The Red Book and the Power Structure of Communist China

Propaganda in China during the Cultural Revolution took on many forms;
there were mass Red Guard demonstrations in Tianamen Square in support of Mao
Zedong, pictures of Mao were put up in every conceivable location from
restaurants to the wallpaper in nurseries, and pamphlets and books of Mao's
teachings were distributed to every Chinese citizen. One of these propaganda
publications Quotations from Chairman Mao which later became known as the Little
Red Book contained quotes from Mao Zedong and was distributed to every Chinese
citizen. The history of the Red Book provides one of the best ways in which to
analyze Chinese propaganda during the Cultural Revolution and see the ways in
which the Chinese government was able to produce and effectively indoctrinate
the Chinese people with Mao Zedong Thought. Official Chinese magazines from the
period of 1967 to 1970 are filled with many pictures of citizens holding,
reading, and memorizing the Red Book. This proposal will trace the rise and fall
of images of the Red Book in the official Chinese publication China
Reconstructs. This proposal will use a graphical analysis of pictures in this
publication from 1966 to 1973 to show that propaganda was not just a tool of the
Communist party but also a reflection of internal power struggles within the
party during the Cultural Revolution.
The Red Book was written several years before it became the object of
national adoration and a tool for the Cultivation of Mao's personality Cult. The
history of the Red Book and its meteoric rise from a hand book for military
recruits to compulsory reading for all Chinese citizens, is closely tied to its
developer Lin Biao's rise to power. Lin Biao was born in 1907 and was fourteen
years younger then Mao; he joined the communist party in 1925 and until the
communists captured control of China was at various times in charge of
resistance forces, and armies of communist soldiers. When the communists took
control in 1949 Lin Biao was behind Mao Zedong, Liu Shaoqi, Zhou Enlai, Chen Yun,
and Deng Xiaoping in rank (Yan and Gao, 1996: 179). But eighteen years later
during the height of the Cultural Revolution Lin Biao by winning favor with Mao
by publishing and championing the Red Book and the Cult of Mao became second
only to the Chairman in power and position (Ming-Le, 1983: 80).

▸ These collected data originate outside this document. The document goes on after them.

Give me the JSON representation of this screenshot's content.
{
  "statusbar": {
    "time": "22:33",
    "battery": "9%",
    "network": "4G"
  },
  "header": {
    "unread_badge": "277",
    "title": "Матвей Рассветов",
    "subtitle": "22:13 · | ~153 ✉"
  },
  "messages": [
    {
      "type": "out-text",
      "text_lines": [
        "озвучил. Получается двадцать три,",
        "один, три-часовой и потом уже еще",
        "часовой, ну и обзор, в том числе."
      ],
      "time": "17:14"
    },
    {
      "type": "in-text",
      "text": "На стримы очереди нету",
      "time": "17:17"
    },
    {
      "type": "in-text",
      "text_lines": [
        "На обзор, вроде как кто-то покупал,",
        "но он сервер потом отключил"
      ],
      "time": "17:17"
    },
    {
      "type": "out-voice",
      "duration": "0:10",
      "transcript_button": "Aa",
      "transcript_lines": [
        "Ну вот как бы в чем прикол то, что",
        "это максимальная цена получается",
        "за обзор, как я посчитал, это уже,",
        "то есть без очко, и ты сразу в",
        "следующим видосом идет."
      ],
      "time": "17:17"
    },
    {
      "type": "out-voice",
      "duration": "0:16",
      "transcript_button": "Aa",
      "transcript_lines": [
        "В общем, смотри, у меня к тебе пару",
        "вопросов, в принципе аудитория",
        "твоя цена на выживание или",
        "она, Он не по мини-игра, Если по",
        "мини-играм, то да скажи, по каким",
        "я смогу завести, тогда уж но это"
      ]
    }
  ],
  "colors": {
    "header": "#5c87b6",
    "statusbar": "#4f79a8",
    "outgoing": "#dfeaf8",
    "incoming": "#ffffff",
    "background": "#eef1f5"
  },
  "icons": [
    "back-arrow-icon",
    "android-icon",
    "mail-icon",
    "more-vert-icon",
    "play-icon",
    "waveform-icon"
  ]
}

In 1959 Peng Dehua was dismissed as minister of defense and Lin Biao was
appointed in his place. At an armed forces meeting for high cadres during
September of that year Lin Biao, energetically started promoting the Cult of Mao
saying, "Learning the writings of comrade Mao Zedong is the shortcut to learning
Marxism-Leninism. Chairman Mao's writings are easy to learn and can be put to
use immediately. Diligent work will pay dividends many fold." (Yan and Gao,
1996: 182) His references to "shortcut" and "quick dividends" in his speech went
unnoticed at the time as few foresaw the effects of creating a Cult around Mao.

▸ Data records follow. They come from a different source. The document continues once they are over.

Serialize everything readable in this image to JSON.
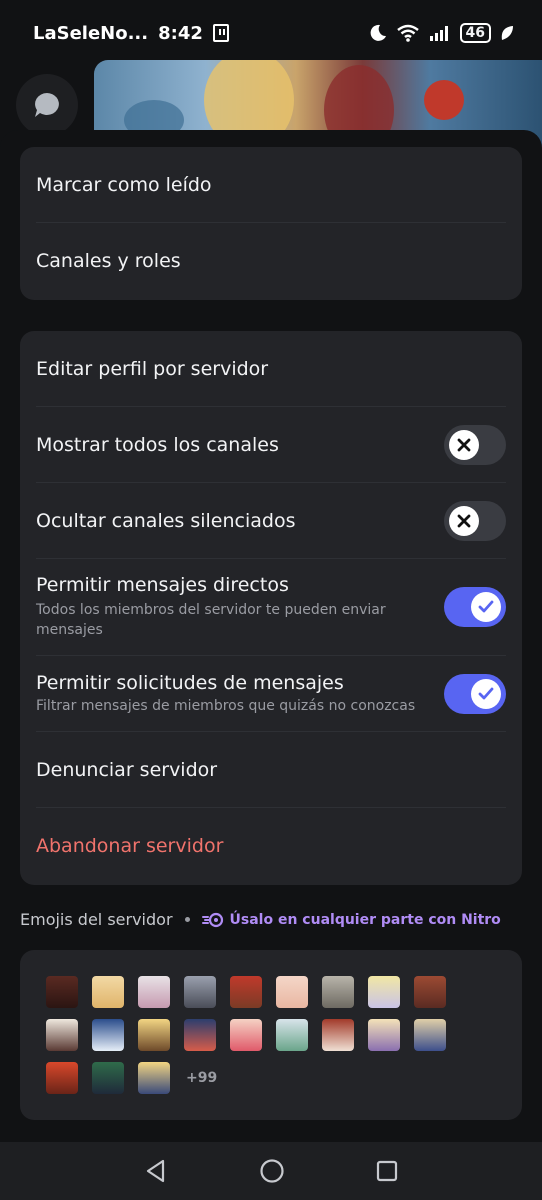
{
  "status_bar": {
    "carrier": "LaSeleNo...",
    "time": "8:42",
    "battery": "46"
  },
  "menu_group_1": {
    "items": [
      {
        "label": "Marcar como leído"
      },
      {
        "label": "Canales y roles"
      }
    ]
  },
  "menu_group_2": {
    "items": [
      {
        "label": "Editar perfil por servidor"
      },
      {
        "label": "Mostrar todos los canales",
        "toggle": "off"
      },
      {
        "label": "Ocultar canales silenciados",
        "toggle": "off"
      },
      {
        "label": "Permitir mensajes directos",
        "sub": "Todos los miembros del servidor te pueden enviar mensajes",
        "toggle": "on"
      },
      {
        "label": "Permitir solicitudes de mensajes",
        "sub": "Filtrar mensajes de miembros que quizás no conozcas",
        "toggle": "on"
      },
      {
        "label": "Denunciar servidor"
      },
      {
        "label": "Abandonar servidor",
        "danger": true
      }
    ]
  },
  "emojis_section": {
    "title": "Emojis del servidor",
    "nitro_text": "Úsalo en cualquier parte con Nitro",
    "more_count": "+99"
  },
  "colors": {
    "accent": "#5865f2",
    "danger": "#f0736c",
    "nitro": "#b08cf5"
  }
}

But looking back on the Cultural Revolution and Lin Biao, we can see his using
the Cult of Mao was indeed a shortcut that produced huge dividends both for
himself and for Mao.
Mao to the Chinese people was a symbol sovereignty and the construction
of socialism; to them praise for Mao was fitting with his symbolic role in
society. Starting in 1959 Lin Biao in front of military audiences in order to
help buildup support for the Cult of Mao used such phrases as, "the dire
necessity of acquiring Mao Zedong's thought," "to study the writings of Mao
Zedong with questions in mind is to shoot arrows with target in sight," "we must
arm our minds with Mao Zedong's thought" (Yan an Gao, 1996: 181). Lin Biao's
goal of building up both himself and the Cult of Mao lead him in September of
1960 to pass a resolution at the meeting of the Military Commission, which
called for more political education among the armed forces (Yan and Gao, 1996:
Mao Zedong Thought is the compass for the Chinese people's revolution
and socialist construction, the powerful ideological weapon against imperialism,
and the powerful ideological weapon against revisionism and dogmatism..... raise
high the red banner of Mao Zedong Thought, go further and mobilize the minds of
all officers and soldiers with Mao Zedong Thought, and resolve to make sure that
Mao Zedong Thought, and resolve to make sure that Mao Zedong Thought is in
command in all phases of work... Really learn by heart the Mao Zedong Thought!